Вера – это моя дочь. Единственная. Ей сейчас 47… Или 48? Нет, точно, 47. Родила я её в 26, когда Сергей и не помышлял о браке. Тем более – со мной. А я сделала так, что он, «как честный человек, ну просто обязан был на мне жениться». Времена тогда такие были. Когда эта фраза «про честного человека» не была пустым звуком. Да, он был честным человеком, я – не красива, но чертовски мила, и у нас должна была появиться Вера. Не было тогда никаких узи, предсказывавших пол ребёнка, но я знала точно, что будет девочка с его глазами. И девочка такая появилась в положенный срок. Самым ужасным было то, что я сразу, ну, с первой же минуты, как мне её показали, ничего к ней не чувствовала. Я – о материнском чувстве. Не чувствую и до сих пор. Я тогда ещё, в палате рожениц, поняла, что она красивее, чем я. И потому – она моя конкурентка. Всегда. Всю жизнь. Господи, как, наверное, это стыдно – так думать. Вот сейчас она придёт, принесёт пакеты из супермаркета, начнёт своим красивым голосом расспрашивать меня, как прошёл вчерашний вечер, как я себя чувствую, какое у меня давление. А я буду смотреть на неё и думать, что в мои 47 у меня были уже живот и второй подбородок, а у неё ещё нет. Она уже лет, наверное, 5 доктор наук, а я никем так и не стала: маникюрша – красная мне цена. Она по три-четыре раза в год летает за границу, а я там ни разу не была. Её 35 размер обуви не идёт ни в какое сравнение с моим 40-ым… И вообще: она отвратительно лучше меня. Во всём…

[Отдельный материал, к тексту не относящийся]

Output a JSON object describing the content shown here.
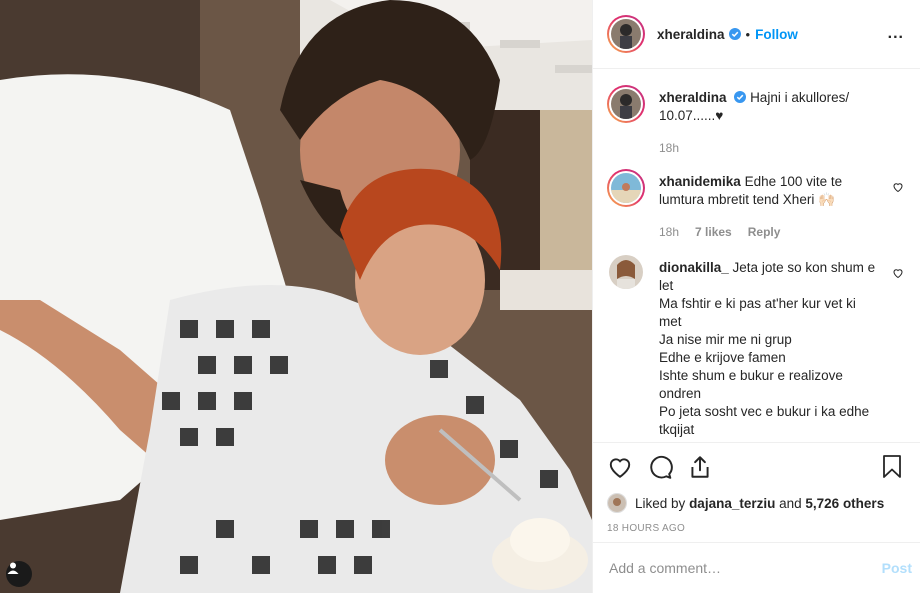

И всегда так было. Она вышла замуж не потому, что пришло время, и «он, как честный человек…», а просто потому, что он сам её позвал. И стоял перед нею на коленях, и ко мне приходил, чтобы просить её руки. И дети у них появлялись в срок, оба. Это – мои внуки: мальчик и девочка. Оба – чертовски красивые. Гоша сейчас в Канаде, а Катя - в Америке. Живут там. И периодически присылают мне подарки. Такие вот заботливые дети. И даже – звонят! И мне, и родителям. И довольно часто. А я вот своей маме никогда не звонила. Только через много-много лет меня пригласили на её похороны. Знаете, как это, оказывается, ужасно, когда тебя приглашают на похороны твоей собственной матери. А папу я так и не хоронила: узнала о его смерти только через три года…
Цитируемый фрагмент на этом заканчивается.